Please Note: The major UK couriers have ruled that they will no longer carry "dangerous" goods such as batteries as they have a tendency to be tipped over during carriage, pouring acid over other packages; this has resulted in a delivery service being set up by the manufacturer Elecsol who will deliver the battery direcly on receipt of an order.

Because of the logistical problems inherent in such a service, delivery of Elecsol Batteries could take up to a couple of weeks. Elecsol Batteries will be delivered separately from any other items ordered.

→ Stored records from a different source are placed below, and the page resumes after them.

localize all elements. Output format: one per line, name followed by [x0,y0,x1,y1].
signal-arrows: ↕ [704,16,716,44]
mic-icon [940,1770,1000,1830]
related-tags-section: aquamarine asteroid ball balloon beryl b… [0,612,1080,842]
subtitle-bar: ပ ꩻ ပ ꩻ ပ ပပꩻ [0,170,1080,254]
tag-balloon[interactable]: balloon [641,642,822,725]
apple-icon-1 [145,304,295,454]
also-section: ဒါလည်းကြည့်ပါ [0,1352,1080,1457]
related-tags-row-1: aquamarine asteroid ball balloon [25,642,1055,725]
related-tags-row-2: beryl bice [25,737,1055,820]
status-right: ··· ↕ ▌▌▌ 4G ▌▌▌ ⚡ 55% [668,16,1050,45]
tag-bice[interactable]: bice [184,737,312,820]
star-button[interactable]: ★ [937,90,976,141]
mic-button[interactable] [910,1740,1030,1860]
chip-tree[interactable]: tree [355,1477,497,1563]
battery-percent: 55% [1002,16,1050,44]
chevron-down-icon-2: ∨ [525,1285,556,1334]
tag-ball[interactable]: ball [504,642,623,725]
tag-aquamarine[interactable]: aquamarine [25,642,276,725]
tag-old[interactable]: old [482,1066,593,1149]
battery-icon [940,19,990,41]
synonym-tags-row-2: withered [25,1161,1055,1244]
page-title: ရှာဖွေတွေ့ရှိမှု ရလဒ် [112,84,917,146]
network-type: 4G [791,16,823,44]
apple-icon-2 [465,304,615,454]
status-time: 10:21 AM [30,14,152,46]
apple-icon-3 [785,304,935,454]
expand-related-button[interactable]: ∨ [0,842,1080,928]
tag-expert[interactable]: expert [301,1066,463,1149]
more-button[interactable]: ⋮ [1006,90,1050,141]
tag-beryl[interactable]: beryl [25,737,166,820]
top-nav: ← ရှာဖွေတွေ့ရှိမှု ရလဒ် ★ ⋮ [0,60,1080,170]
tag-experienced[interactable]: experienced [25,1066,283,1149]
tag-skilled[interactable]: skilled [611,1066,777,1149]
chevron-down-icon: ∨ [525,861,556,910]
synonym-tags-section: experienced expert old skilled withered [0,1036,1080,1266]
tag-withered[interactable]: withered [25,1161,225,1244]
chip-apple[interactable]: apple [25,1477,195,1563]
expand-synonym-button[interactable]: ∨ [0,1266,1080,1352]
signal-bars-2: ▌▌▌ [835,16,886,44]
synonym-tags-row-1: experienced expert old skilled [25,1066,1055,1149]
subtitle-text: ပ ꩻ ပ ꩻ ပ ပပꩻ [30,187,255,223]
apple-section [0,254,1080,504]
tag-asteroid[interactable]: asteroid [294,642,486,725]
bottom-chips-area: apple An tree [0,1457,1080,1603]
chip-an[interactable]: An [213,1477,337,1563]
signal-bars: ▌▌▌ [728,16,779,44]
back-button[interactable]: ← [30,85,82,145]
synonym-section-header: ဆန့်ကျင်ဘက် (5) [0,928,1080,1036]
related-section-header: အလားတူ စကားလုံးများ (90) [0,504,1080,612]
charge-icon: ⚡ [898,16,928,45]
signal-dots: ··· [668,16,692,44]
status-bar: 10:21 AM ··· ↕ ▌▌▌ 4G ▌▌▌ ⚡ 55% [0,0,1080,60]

Click here to review our full range of batteries.
Elecsol 270 - 270amp/hr 12v Deep Cycle Battery
(SEA_E270AH) £275.00 + VAT @ £41.25_

I managed to get 2 x100ah's in the same space as an original equipment 100ah.


----------



## DABurleigh (May 9, 2005)

Provided it fits and you can carry it go for a single large 12V battery every time. The reason has been well documented on MHF (see posts by both Clive and me).

Dave


----------



## davesport (Nov 12, 2006)

Have a look here May be of some help.

D.


----------



## tramp (May 25, 2005)

hi ovalball,
no probs we have a 265amp agm battery under the bed for 12v system had it 2 yars without any problems , also have 165amp agm under front bench for invertor and tv/digi system.

All charged via mains/solar, overkill maybe but then I hate GENERATORS :twisted: silence is golden :wink: .

as dave said a large battery always wins as it has to do less work and these agm do collasal discharge/recharge rates over many years.

have you tried "power batteries" they sell alsorts batteries in different sizes

tramp


----------